Obara reduziu a velocidade para metade.

— Então que ireis fazer?

A irmã Tyene respondeu.

— O que faz sempre — ronronou. — Atrasar, obscurecer, tergiversar.

Oh, ninguém o faz com metade da qualidade do nosso corajoso tio.

— Estás a ser injusta com ele — disse a Princesa Arianne.

— Calai-vos todas — ordenou o príncipe.

Foi só depois das portas do aposento privado estarem bem fechadas atrás do grupo que ele deu meia volta à cadeira para enfrentar as mulheres.

Mesmo esse esforço o deixou sem fôlego, e a manta de Myr que lhe cobria as pernas prendeu-se entre dois raios quando descreveu a curva, de modo que teve de a agarrar para evitar que fosse rasgada. Por baixo da manta, as pernas estavam pálidas, moles, pavorosas. Ambos os joelhos se mostravam vermelhos e inchados, e os dedos dos pés estavam quase purpúreos, duas vezes maiores do que deviam estar. Areo Hotah vira-os mil vezes, e ainda achava difícil olhar para eles.

A Princesa Arianne avançou.

— Deixai que vos ajude, pai.

O príncipe libertou a manta.

— Ainda consigo dominar a minha própria manta. Pelo menos isso.

— E era bem pouco. As suas pernas eram inúteis havia já três anos, mas ainda possuía alguma força nas mãos e nos ombros.

— Devo ir buscar ao meu príncipe um dedal de leite de papoila? —

perguntou o Meistre Caleotte.

— Com esta dor, precisava de um balde. Obrigado, mas não. Quero os miolos em condições. Não vou precisar mais de vós esta noite.

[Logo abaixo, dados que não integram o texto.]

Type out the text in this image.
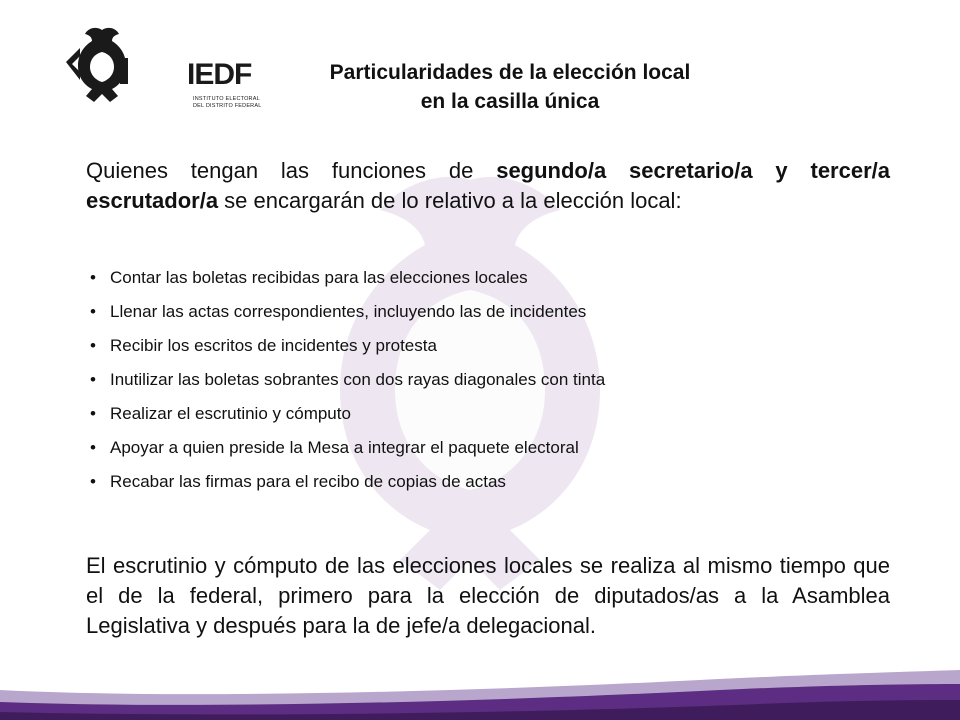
IEDF
INSTITUTO ELECTORAL
DEL DISTRITO FEDERAL
Particularidades de la elección local
en la casilla única
Quienes tengan las funciones de segundo/a secretario/a y tercer/a escrutador/a se encargarán de lo relativo a la elección local:
• Contar las boletas recibidas para las elecciones locales
• Llenar las actas correspondientes, incluyendo las de incidentes
• Recibir los escritos de incidentes y protesta
• Inutilizar las boletas sobrantes con dos rayas diagonales con tinta
• Realizar el escrutinio y cómputo
• Apoyar a quien preside la Mesa a integrar el paquete electoral
• Recabar las firmas para el recibo de copias de actas
El escrutinio y cómputo de las elecciones locales se realiza al mismo tiempo que el de la federal, primero para la elección de diputados/as a la Asamblea Legislativa y después para la de jefe/a delegacional.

— Muito bem, meu príncipe. — O Meistre Caleotte fez uma vénia, ainda com a cabeça de Sor Gregor nas suaves mãos rosadas.

— Eu fico com isso. — Obara Sand arrancou-lhe o crânio das mãos e segurou-o com o braço esticado. — Que aspeto tinha a Montanha? Como é que sabemos que isto é ele? Podiam ter mergulhado a cabeça em alcatrão.